Over the course of the past decade, the Association of Community Organizations for Reform Now (ACORN), in conjunction with labor organizations, has lobbied municipalities to enact mandated wage hikes—sometimes as high as 130% of the minimum wage—through local ordinances. ACORN refers to the wage hikes as "living wages," and its efforts have been described as the living wage movement. To date, there are more than 50 living wage ordinances around the country.

On February 20, 2004, the Chamber, in conjunction with the Coalition to Keep America Working and the National Restaurant Association, hosted a forum titled "Living Wage: What Business Groups Need to Know." Throughout the daylong event, participants heard from a variety of speakers on many different aspects of the living wage movement. Chamber staff opened the forum with a brief history of the living wage movement, beginning with the Baltimore city ordinance in 1994. Dr. David Neumark of the Public Policy Institute of California and Dr. Aaron Yelowitz of the University of Kentucky, as well as the Chamber's Chief Economist Martin Regalia, comprised a panel that discussed the various economic effects of mandated wage increases. Craig Garthwaite, director of research for the Employment Policies Institute, presented the alternatives to living wage mandates, focusing on the earned income tax credit. The forum also included a "tactics" presentation on how groups, such as ACORN, organize living wage movements on the local level. Jerry Easley of the Santa Fe Chamber of Commerce and Jim Funk of the Louisiana Restaurant Association concluded the day with a few anecdotes from their own fights against living wage mandates, adding a few more lessons to an already full day for participants.

As discussed at the forum, the stated goal behind the living wage movement is poverty reduction, and many of the ordinances mandate a wage that would lift a family of four above the poverty level. However, as with minimum wage increases, economic studies have shown that living wage mandates do more harm than good to those living in poverty through resulting job elimination and shifting entry-level jobs from lower-skilled workers to higher-skilled workers.

While living wage mandates are generally limited to public employees and to companies contracting with or receiving aid from the municipality, a growing number apply to private employers that have no financial ties to the city or town. Indeed, the Santa Monica, California, ordinance of 2001 applied to every business with more than 50 employees and $5 billion in revenue within the coastal tourist zone. This broad and expansive ordinance was ultimately defeated by a ballot initiative. Santa Fe's living wage ordinance, which has just recently gone into effect after an unsuccessful court challenge, applies to any private business with 25 or more employees, regardless of whether the business has any tie to the city. Other living wage ordinances may include union-friendly provisions, such as exclusions for employees covered by collective bargaining agreements and/or mandatory neutrality or card check recognition. Moreover, sanctions for noncompliance with a living wage mandate are growing increasingly strong and, in at least one case, include criminal penalties.
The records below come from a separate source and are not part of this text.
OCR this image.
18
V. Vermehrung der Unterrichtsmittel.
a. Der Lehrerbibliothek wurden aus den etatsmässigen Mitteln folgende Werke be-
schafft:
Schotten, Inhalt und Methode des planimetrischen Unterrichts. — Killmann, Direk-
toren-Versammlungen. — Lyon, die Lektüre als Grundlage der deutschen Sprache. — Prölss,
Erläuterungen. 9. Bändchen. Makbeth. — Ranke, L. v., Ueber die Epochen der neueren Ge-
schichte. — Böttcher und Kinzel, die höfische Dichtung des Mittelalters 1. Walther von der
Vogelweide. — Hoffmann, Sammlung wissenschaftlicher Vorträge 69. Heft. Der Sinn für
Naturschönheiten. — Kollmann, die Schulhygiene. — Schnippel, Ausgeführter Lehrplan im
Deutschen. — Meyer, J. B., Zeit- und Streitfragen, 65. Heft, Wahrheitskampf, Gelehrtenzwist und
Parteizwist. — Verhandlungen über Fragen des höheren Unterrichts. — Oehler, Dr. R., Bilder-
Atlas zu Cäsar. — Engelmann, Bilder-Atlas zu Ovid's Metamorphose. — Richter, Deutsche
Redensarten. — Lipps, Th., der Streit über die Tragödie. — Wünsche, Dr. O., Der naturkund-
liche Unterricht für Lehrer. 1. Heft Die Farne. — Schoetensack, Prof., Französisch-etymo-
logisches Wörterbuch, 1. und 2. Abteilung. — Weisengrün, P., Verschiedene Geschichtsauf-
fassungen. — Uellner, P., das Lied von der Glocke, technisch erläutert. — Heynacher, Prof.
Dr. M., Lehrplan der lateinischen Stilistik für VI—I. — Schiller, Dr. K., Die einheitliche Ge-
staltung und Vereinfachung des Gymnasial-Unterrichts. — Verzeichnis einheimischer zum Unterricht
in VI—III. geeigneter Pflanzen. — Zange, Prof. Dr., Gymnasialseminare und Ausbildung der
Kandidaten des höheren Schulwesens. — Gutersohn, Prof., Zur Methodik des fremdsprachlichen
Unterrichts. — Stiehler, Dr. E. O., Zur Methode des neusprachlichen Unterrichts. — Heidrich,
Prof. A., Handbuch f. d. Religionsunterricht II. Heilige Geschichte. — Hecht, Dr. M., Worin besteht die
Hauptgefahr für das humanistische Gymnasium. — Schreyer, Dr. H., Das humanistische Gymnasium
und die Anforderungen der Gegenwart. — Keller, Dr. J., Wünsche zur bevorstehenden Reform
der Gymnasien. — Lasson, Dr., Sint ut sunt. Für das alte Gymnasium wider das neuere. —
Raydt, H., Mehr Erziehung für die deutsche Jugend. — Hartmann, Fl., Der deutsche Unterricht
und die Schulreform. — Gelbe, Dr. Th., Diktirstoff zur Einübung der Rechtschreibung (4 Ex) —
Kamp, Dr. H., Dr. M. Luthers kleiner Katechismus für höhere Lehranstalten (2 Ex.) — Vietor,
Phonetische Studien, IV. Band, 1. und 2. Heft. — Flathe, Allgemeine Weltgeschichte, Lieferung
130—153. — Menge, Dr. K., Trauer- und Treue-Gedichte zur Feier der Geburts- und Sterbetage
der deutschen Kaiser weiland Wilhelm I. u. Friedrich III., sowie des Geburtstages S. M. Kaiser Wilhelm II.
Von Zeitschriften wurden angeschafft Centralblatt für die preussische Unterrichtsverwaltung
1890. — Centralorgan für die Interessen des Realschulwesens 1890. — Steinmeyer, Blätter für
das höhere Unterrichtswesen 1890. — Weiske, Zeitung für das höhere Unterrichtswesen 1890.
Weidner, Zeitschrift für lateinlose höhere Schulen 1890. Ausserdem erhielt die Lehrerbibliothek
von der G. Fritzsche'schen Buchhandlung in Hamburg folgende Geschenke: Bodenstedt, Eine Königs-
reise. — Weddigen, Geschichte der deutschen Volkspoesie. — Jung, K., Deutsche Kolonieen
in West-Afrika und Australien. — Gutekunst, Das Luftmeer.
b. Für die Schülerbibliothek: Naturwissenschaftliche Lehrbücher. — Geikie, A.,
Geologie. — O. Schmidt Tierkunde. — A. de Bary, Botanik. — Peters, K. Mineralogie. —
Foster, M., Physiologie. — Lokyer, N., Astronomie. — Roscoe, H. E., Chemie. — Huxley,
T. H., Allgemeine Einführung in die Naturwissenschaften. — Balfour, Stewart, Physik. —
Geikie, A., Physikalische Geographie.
Based on recent developments, such as the Maryland General Assembly passing a statewide living wage law in the final hours of its 2004 session, thankfully vetoed by Gov. Ehrlich (R), the living wage issue seems certain to continue to expand and become even more politically difficult. The Chamber will continue to provide useful information to its members that are currently, or will be, faced with a living wage ordinance, and will continue to work as an active participant in the Coalition to Keep America Working.